Privacy Policy

1) Scope

This Policy explains how we collect, use, disclose, and protect personal information when you use Contextus (web app, dashboard, APIs, SDKs, MCP adapters, and IDE plugins), visit our sites, or interact with us.

2) What we collect

We collect information in these categories:

• Account & contact – name, email, password hash, organization, role, billing email.
• Plan/billing – plan tier (Free/Pro/Enterprise), subscription status, invoices, and payment tokens processed by our payment processor (e.g., Stripe).

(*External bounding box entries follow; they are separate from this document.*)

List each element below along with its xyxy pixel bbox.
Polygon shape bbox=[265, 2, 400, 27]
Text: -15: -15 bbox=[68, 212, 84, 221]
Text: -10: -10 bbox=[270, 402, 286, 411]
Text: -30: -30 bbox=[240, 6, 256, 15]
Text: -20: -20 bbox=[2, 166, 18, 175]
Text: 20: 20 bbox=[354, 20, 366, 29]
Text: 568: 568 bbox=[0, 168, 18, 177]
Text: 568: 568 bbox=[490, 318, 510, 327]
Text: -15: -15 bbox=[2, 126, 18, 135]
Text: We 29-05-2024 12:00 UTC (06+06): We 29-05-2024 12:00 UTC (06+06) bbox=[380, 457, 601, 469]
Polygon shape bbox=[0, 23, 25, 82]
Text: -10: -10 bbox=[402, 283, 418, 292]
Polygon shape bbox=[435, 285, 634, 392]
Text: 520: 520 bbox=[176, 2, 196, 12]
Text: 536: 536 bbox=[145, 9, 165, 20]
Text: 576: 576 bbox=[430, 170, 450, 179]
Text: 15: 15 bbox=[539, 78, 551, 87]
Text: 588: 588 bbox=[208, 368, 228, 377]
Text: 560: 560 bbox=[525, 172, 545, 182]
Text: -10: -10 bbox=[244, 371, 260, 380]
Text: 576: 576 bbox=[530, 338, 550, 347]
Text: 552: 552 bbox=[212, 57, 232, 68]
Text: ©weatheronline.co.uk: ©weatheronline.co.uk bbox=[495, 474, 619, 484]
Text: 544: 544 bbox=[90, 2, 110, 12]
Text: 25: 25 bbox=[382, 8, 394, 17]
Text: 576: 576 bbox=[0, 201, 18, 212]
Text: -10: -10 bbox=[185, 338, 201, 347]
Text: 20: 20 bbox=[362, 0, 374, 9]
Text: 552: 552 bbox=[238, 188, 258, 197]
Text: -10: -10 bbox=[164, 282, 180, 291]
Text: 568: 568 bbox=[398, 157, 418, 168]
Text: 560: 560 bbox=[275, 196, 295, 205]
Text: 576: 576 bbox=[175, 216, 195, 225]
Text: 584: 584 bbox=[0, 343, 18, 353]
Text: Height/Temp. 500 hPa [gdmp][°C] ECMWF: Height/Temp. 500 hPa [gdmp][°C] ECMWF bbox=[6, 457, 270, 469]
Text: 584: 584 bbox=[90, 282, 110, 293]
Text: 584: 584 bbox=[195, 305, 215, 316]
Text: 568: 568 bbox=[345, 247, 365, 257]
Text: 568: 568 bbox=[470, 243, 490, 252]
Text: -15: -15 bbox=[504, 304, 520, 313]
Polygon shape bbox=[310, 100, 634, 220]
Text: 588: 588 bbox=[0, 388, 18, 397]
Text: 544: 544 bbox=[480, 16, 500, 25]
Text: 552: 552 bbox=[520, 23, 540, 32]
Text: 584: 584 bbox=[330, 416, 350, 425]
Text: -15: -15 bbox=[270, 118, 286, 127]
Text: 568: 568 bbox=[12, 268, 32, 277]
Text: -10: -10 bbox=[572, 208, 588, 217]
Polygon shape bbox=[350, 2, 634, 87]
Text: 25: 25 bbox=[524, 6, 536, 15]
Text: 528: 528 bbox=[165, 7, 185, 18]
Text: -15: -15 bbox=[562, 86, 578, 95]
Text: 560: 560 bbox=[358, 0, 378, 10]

We do not store full payment card numbers.
• Product usage – API keys, feature flags, quotas, rate-limit events, endpoint names, timestamps, response codes, token counts, and error telemetry.
• Content you send us – prompts, context, documents, snippets, and metadata required for semantic ranking, trimming, redaction and evaluation.
• Device & technical – IP address, user-agent, OS, device IDs, referrers; cookie and local-storage identifiers.
• Support & communications – messages you send to us (email, in-product forms).
• Marketing preferences – opt-in/opt-out status.

3) How we use information (purposes)

• Provide and secure the services – authentication, API key issuance, quotas, rate limiting, abuse detection.
• Context engineering features – semantic ranking, chunking, trimming/redaction, previews, analytics, and evaluation runs.
• Improve and research – aggregated product metrics (e.g., token savings, latencies), UX experiments, model quality analysis (using de-identified data where possible).
• Billing and account management – subscriptions, invoicing, tax, fraud prevention.
• Legal compliance – security, audits, and responding to lawful requests.

GDPR lawful bases (where applicable)

Depending on the specific processing, we rely on: contract (to deliver the service), legitimate interests (e.g., security, product analytics compatible with user expectations), consent (e.g., non-essential cookies/marketing), and legal obligation.

4) Cookies & similar tech

We use strictly necessary cookies (login/session, security) and, with consent, analytics and preference cookies. You can change preferences at any time in our cookie settings.

5) Children's privacy

Contextus is not for children under 13 and we do not knowingly collect their data. If we learn a child under 13 used the service, we will delete their data.

6) Sharing & disclosures

We share personal information with:

• Service providers/processors – cloud hosting, email, analytics, payments (e.g., Stripe), logging, and security vendors—bound by contracts to process data only on our instructions.
• Enterprise customers – if you're a user under your employer's plan, admins may see usage and configuration for your tenant.
• Legal & safety – to comply with law or protect rights and safety.
• Business transfers – in a merger, acquisition, or financing (with appropriate protections).

We will maintain a live Sub-processors list at /legal/subprocessors.

7) International transfers

We may transfer data to countries with different laws. Where required, we use Standard Contractual Clauses (SCCs) approved by the European Commission for cross-border transfers.

8) Retention

We retain data only as long as necessary for the purposes above, then securely delete or anonymize it. Typical (illustrative) ranges:

• Auth & security logs: 30–90 days
• API usage/quotas: 12–24 months
• Billing/financial records: 7 years (or statutory period)

Actual periods appear in our internal retention schedule and may vary to meet legal obligations, resolve disputes, or enforce agreements.

9) Security

We employ layered security: encryption in transit, least-privilege access, audit logging, firewalls/WAF, vulnerability management, and regular backups. No method is 100% secure; please keep your credentials safe.

10) Your rights

EU/UK (GDPR): rights to access, rectify, delete, restrict/oppose processing, portability, and to withdraw consent without affecting prior processing. You may also complain to your data protection authority.

Canada (PIPEDA): access and rectification, and principles such as limiting collection and accountability apply.

California (CPRA/CCPA): rights to know/access, delete, correct inaccurate information, and to limit use/disclosure of sensitive personal information; also non-discrimination for exercising rights.

We do not sell personal information or share it for cross-context behavioral advertising.

Exercising your rights

Email privacy@coreledger.ca (or info@coreledger.ca). We may need to verify your identity and respond within the required timeframes. You may use an authorized agent where permitted.

11) AI/Model-specific disclosures

• Content you send is processed to build embeddings, rank chunks, apply policy rules (redaction/weights), and fit within token budgets.
• For managed models or third-party LLM providers (if used), we ensure contractual protections and restrict providers to processor roles.
• We do not use your private prompts/contexts to train third-party foundation models without explicit notice and opt-in.

12) Marketing

We send service/transactional emails. With consent, we may send product updates or newsletters. You can opt out anytime via the email footer.

13) Changes

We will post updates here and change the "Last updated" date. Material changes will be highlighted in-product or by email where appropriate.